Gannon knew exactly who I was, but it was easier to play his game. “I was a deputy sheriff a long time ago,” I said, “up in Meriwether County, Montana. And I held a private investigator’s license up there for a long time and I’m duly licensed and bonded in the state of Texas.”
“Oh shit,” Gannon said, shaking his head in mock surprise. “You’re the guy who owns the bar at the Blue Hollow Lodge? How the hell did you ever get a liquor license with your record? Hell, the Gov did it for you, didn’t he?”
“Mr. Wallingford and I are partners in the motel,” I said, calmly, “but I own the bar outright.” Travis Lee Wallingford had served half a dozen terms in the state legislature from Gatlin County, both the House and the Senate, both as a Democrat and a Republican, but he was always more interested in inflammatory oratory than detail, and his favorite speech involved an empty threat to run for governor, a position that in the morass of Texas government was usually reserved for a figurehead, rich men or unsuccessful politicians at the end of their careers. So lots of people referred to him as the Gov, and not always in a flattering way. “And in spite of any rumors you may have heard, I don’t have a record of any kind. Down here or anywhere,” I said.

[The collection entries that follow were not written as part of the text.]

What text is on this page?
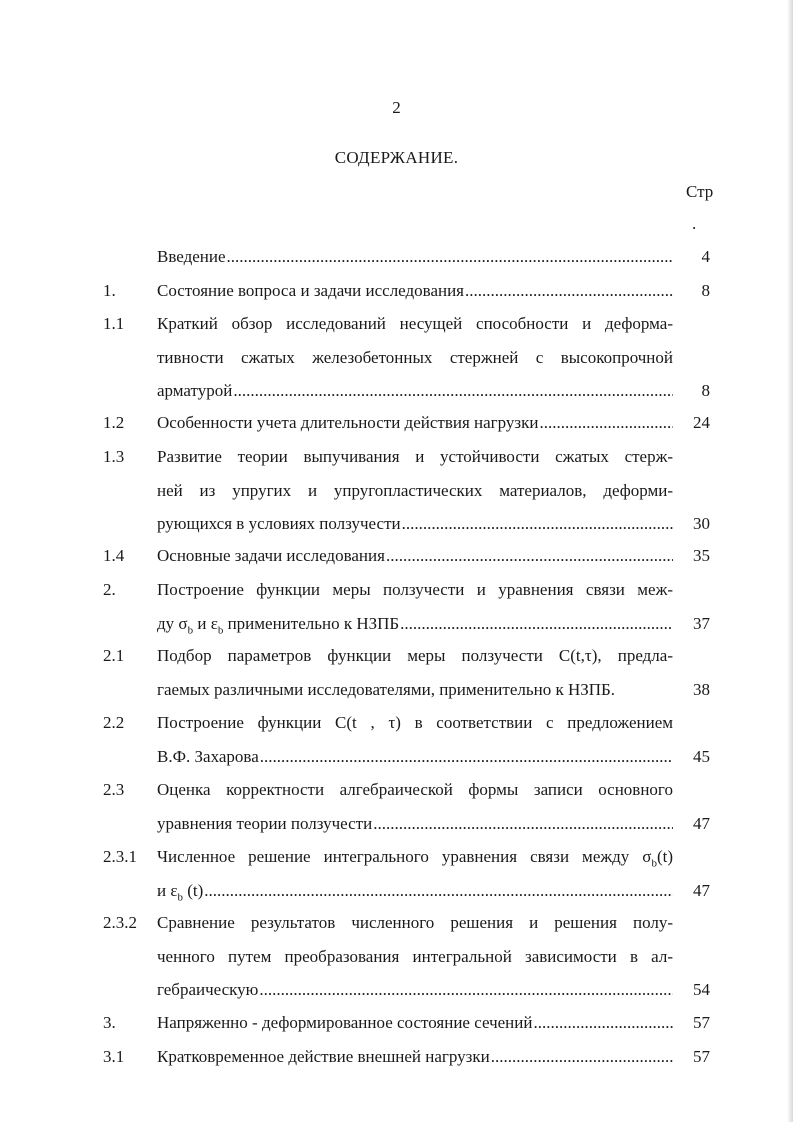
2
СОДЕРЖАНИЕ.
Стр
.
Введение .....	4
1. Состояние вопроса и задачи исследования .....	8
1.1 Краткий обзор исследований несущей способности и деформа-
тивности сжатых железобетонных стержней с высокопрочной
арматурой .....	8
1.2 Особенности учета длительности действия нагрузки .....	24
1.3 Развитие теории выпучивания и устойчивости сжатых стерж-
ней из упругих и упругопластических материалов, деформи-
рующихся в условиях ползучести .....	30
1.4 Основные задачи исследования .....	35
2. Построение функции меры ползучести и уравнения связи меж-
ду $\sigma_b$ и $\varepsilon_b$ применительно к НЗПБ .....	37
2.1 Подбор параметров функции меры ползучести C(t,τ), предла-
гаемых различными исследователями, применительно к НЗПБ.	38
2.2 Построение функции C(t , τ) в соответствии с предложением
В.Ф. Захарова .....	45
2.3 Оценка корректности алгебраической формы записи основного
уравнения теории ползучести .....	47
2.3.1 Численное решение интегрального уравнения связи между $\sigma_b(t)$
и $\varepsilon_b$ (t) .....	47
2.3.2 Сравнение результатов численного решения и решения полу-
ченного путем преобразования интегральной зависимости в ал-
гебраическую .....	54
3. Напряженно - деформированное состояние сечений .....	57
3.1 Кратковременное действие внешней нагрузки .....	57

“Whatever,” Gannon groaned dramatically, “you’ve got too much local clout for me, Mr. Milodragovitch. Just sign your statement and be on your merry way.” Then Gannon paused to rub his face again. “Goddammit,” he said as he jerked his tie open, “sometimes I wonder why the hell I ever took this job…” Then he buried his face in his hands again.

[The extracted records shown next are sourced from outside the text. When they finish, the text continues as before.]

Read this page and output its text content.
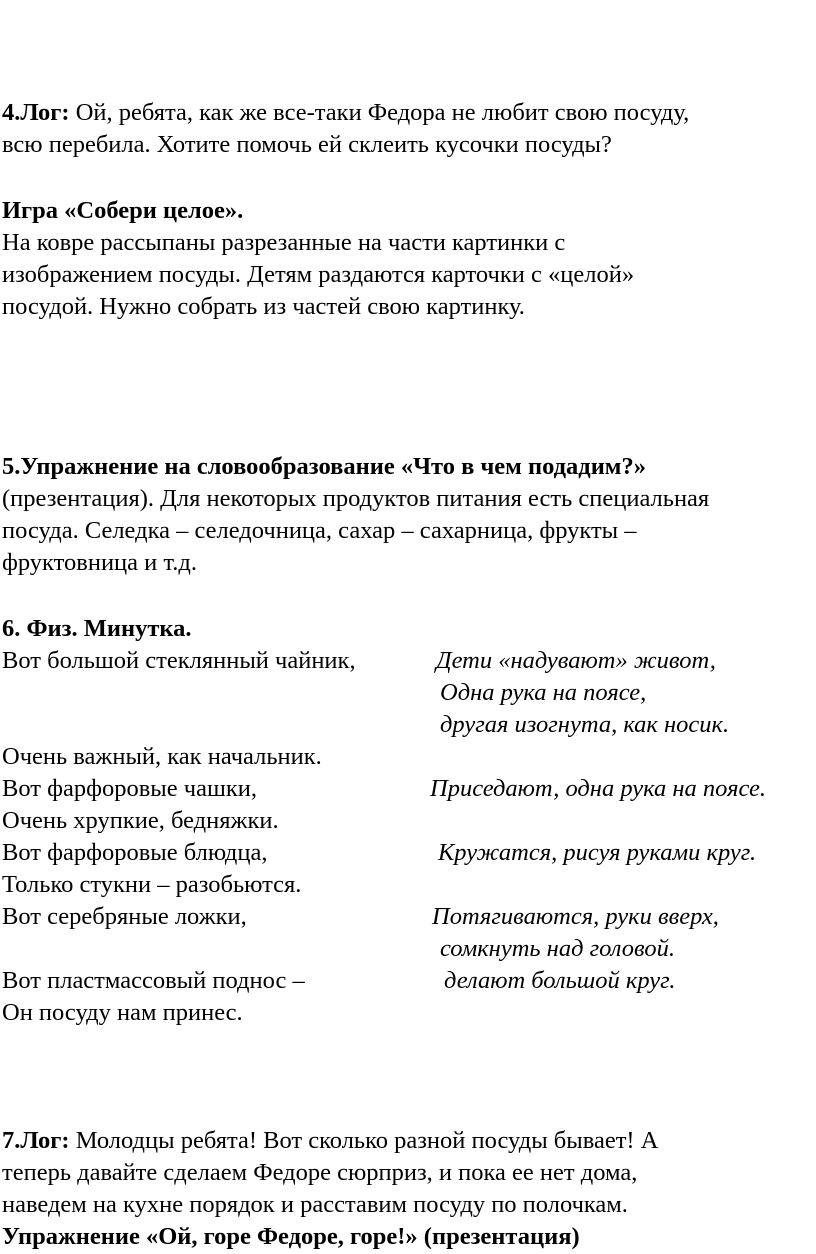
4.Лог: Ой, ребята, как же все-таки Федора не любит свою посуду,
всю перебила. Хотите помочь ей склеить кусочки посуды?
Игра «Собери целое».
На ковре рассыпаны разрезанные на части картинки с
изображением посуды. Детям раздаются карточки с «целой»
посудой. Нужно собрать из частей свою картинку.
5.Упражнение на словообразование «Что в чем подадим?»
(презентация). Для некоторых продуктов питания есть специальная
посуда. Селедка – селедочница, сахар – сахарница, фрукты –
фруктовница и т.д.
6. Физ. Минутка.
Вот большой стеклянный чайник,	Дети «надувают» живот,
Одна рука на поясе,
другая изогнута, как носик.
Очень важный, как начальник.
Вот фарфоровые чашки,	Приседают, одна рука на поясе.
Очень хрупкие, бедняжки.
Вот фарфоровые блюдца,	Кружатся, рисуя руками круг.
Только стукни – разобьются.
Вот серебряные ложки,	Потягиваются, руки вверх,
сомкнуть над головой.
Вот пластмассовый поднос –	делают большой круг.
Он посуду нам принес.
7.Лог: Молодцы ребята! Вот сколько разной посуды бывает! А
теперь давайте сделаем Федоре сюрприз, и пока ее нет дома,
наведем на кухне порядок и расставим посуду по полочкам.
Упражнение «Ой, горе Федоре, горе!» (презентация)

“You playing on my sympathy, Captain? Good cop and bad cop at the same time?”
Gannon peeked like a child through his thick fingers, then lifted his smiling face. “Hey, it’s a small department, everybody’s got to cover two or three jobs.”
“What the hell are you doing down here?”
“My son-in-law teaches at UT,” he said. “I came down here to be close to the grandkids and…”
“Where from?”
“Bayonne, New Jersey,” Gannon said. “What the hell are you doing down here?” he asked as if he really wanted to know.
Even the dumbest cop had to be an actor occasionally, and I suspected that Gannon was far from dumb. “A woman,” I answered honestly.
“Ain’t it the shits,” he said. “Truth is my ex-wife moved down here after the divorce. She followed the grandkids down here, and I tagged along like a piece of dogshit stuck to her shoe. Damn woman took off after twenty-six years of marital bliss …”
“Hell, I’ve been married five times, and all of them don’t add up to half that.”
“Look,” Gannon said suddenly, taking my revolver and license out of a drawer, then leaned over the desk, clasping his meaty hands together, “can I put it to you straight?”